Résilience communautaire et lueur d’espérance
Malgré la rudesse du quotidien, les communautés déplacées s’organisent. Dans le camp de Bulengo, un comité de quartier improvisé a réhabilité un puits abandonné, tandis que des enseignants bénévoles dispensent des cours sous un auvent de toile. « Je n’ai pas renoncé à la solidarité humaine », insiste Tom Fletcher, rappelant que la Charte des Nations Unies garde toute sa pertinence pour ceux qui vivent sur la ligne de front. Cet esprit de résistance silencieuse offre un rare contre-poids à l’érosion de l’attention internationale.
Vers un sursaut de la communauté internationale ?

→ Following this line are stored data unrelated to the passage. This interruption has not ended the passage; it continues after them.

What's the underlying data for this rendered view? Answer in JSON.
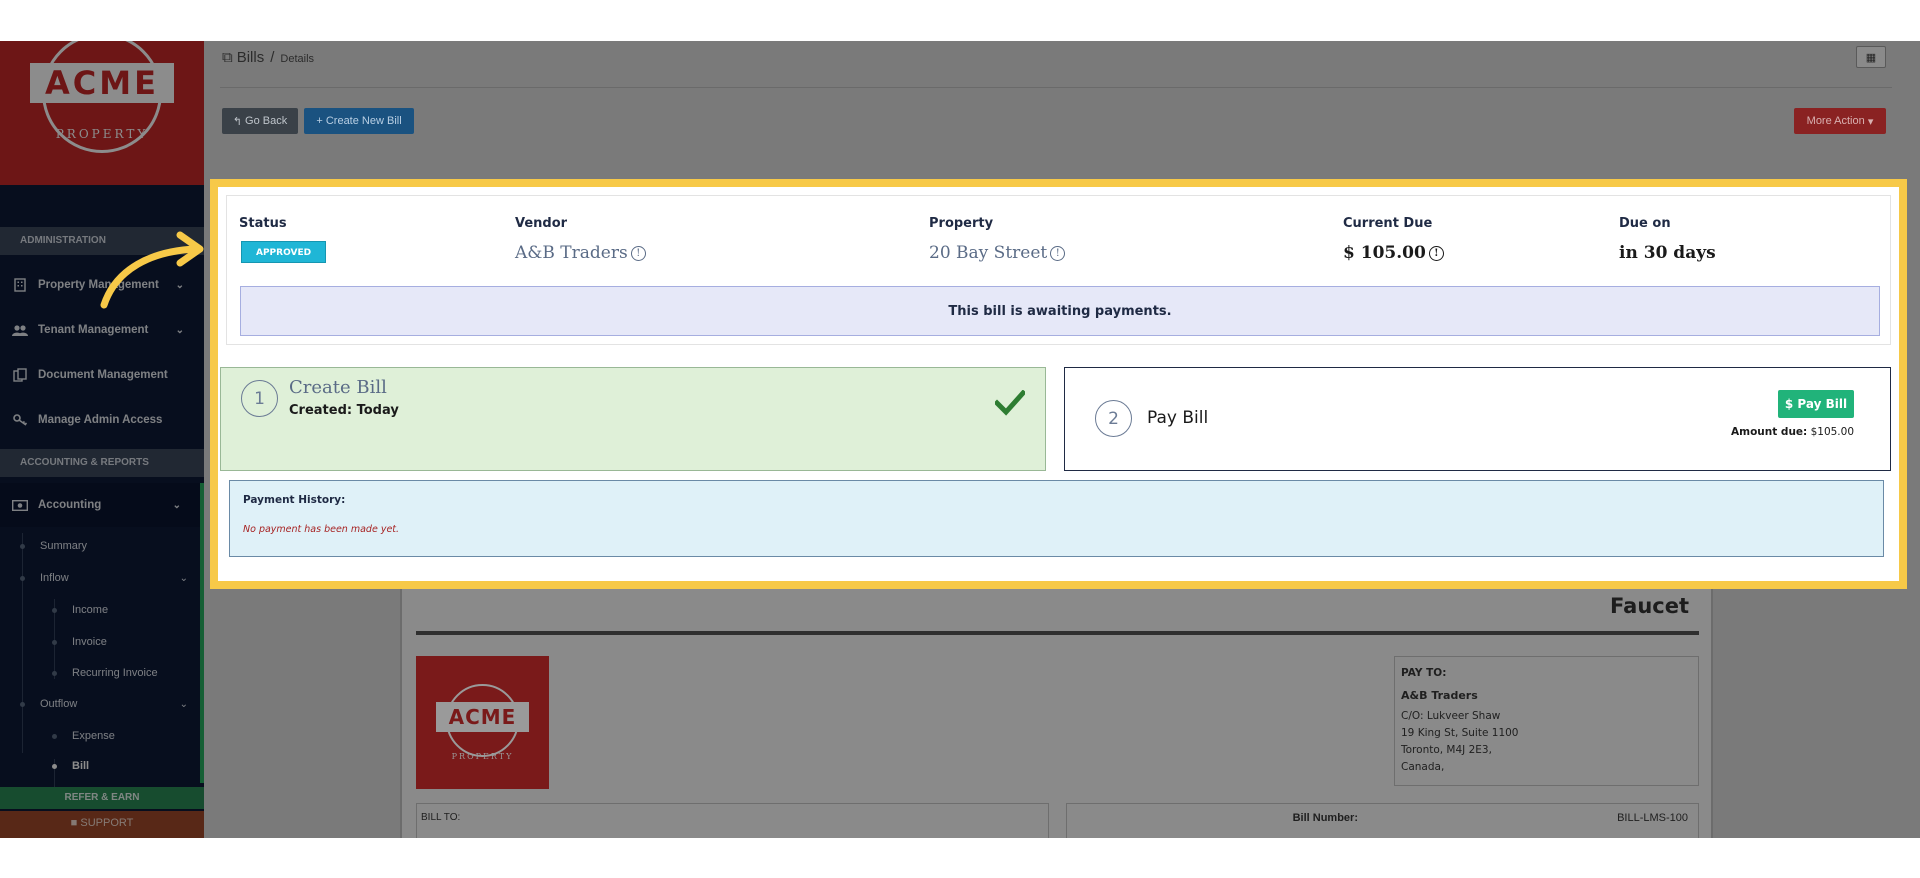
{
  "brand": {
    "logo_text": "ACME",
    "logo_sub": "PROPERTY",
    "color": "#c62828"
  },
  "sidebar": {
    "sections": [
      "ADMINISTRATION",
      "ACCOUNTING & REPORTS"
    ],
    "items": [
      {
        "label": "Property Management",
        "icon": "building-icon"
      },
      {
        "label": "Tenant Management",
        "icon": "users-icon"
      },
      {
        "label": "Document Management",
        "icon": "documents-icon"
      },
      {
        "label": "Manage Admin Access",
        "icon": "key-icon"
      },
      {
        "label": "Accounting",
        "icon": "money-icon"
      }
    ],
    "accounting_children": [
      "Summary",
      "Inflow",
      "Income",
      "Invoice",
      "Recurring Invoice",
      "Outflow",
      "Expense",
      "Bill"
    ],
    "refer": "REFER & EARN",
    "support": "SUPPORT"
  },
  "header": {
    "title": "Bills",
    "separator": "/",
    "sub": "Details",
    "go_back": "Go Back",
    "create_new": "Create New Bill",
    "more_action": "More Action"
  },
  "bill": {
    "status_label": "Status",
    "status_value": "APPROVED",
    "vendor_label": "Vendor",
    "vendor_value": "A&B Traders",
    "property_label": "Property",
    "property_value": "20 Bay Street",
    "due_label": "Current Due",
    "due_value": "$ 105.00",
    "due_on_label": "Due on",
    "due_on_value": "in 30 days",
    "awaiting": "This bill is awaiting payments."
  },
  "steps": {
    "step1_num": "1",
    "step1_title": "Create Bill",
    "step1_sub": "Created: Today",
    "step2_num": "2",
    "step2_title": "Pay Bill",
    "pay_button": "$ Pay Bill",
    "amount_label": "Amount due:",
    "amount_value": "$105.00"
  },
  "history": {
    "title": "Payment History:",
    "empty": "No payment has been made yet."
  },
  "invoice": {
    "title": "Faucet",
    "logo_text": "ACME",
    "logo_sub": "PROPERTY",
    "pay_to_label": "PAY TO:",
    "pay_to_name": "A&B Traders",
    "pay_to_lines": [
      "C/O: Lukveer Shaw",
      "19 King St, Suite 1100",
      "Toronto, M4J 2E3,",
      "Canada,"
    ],
    "bill_to": "BILL TO:",
    "bill_number_label": "Bill Number:",
    "bill_number_value": "BILL-LMS-100"
  },
  "colors": {
    "highlight": "#f7c948",
    "approved": "#1fb6d6",
    "pay": "#21b37a",
    "success": "#2e7d32"
  }
}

L’ONU martèle qu’une stabilisation durable de l’est congolais dépend autant d’un réengagement financier que d’un règlement politique du conflit. Les chancelleries régionales poussent pour une reprise du dialogue de Luanda, tandis que l’Union africaine encourage une coordination accrue entre les mécanismes de surveillance frontalière. Si les couloirs diplomatiques s’animent, le terrain, lui, réclame une action immédiate. Goma, qui continue d’absorber les chocs d’une guerre à basse intensité devenue chronique, se présente à nouveau comme la mesure tangible de la volonté collective de protéger les civils. Sans un flux de ressources adapté à l’ampleur des besoins, la cité volcanique risque de demeurer le théâtre d’une détresse à huis clos.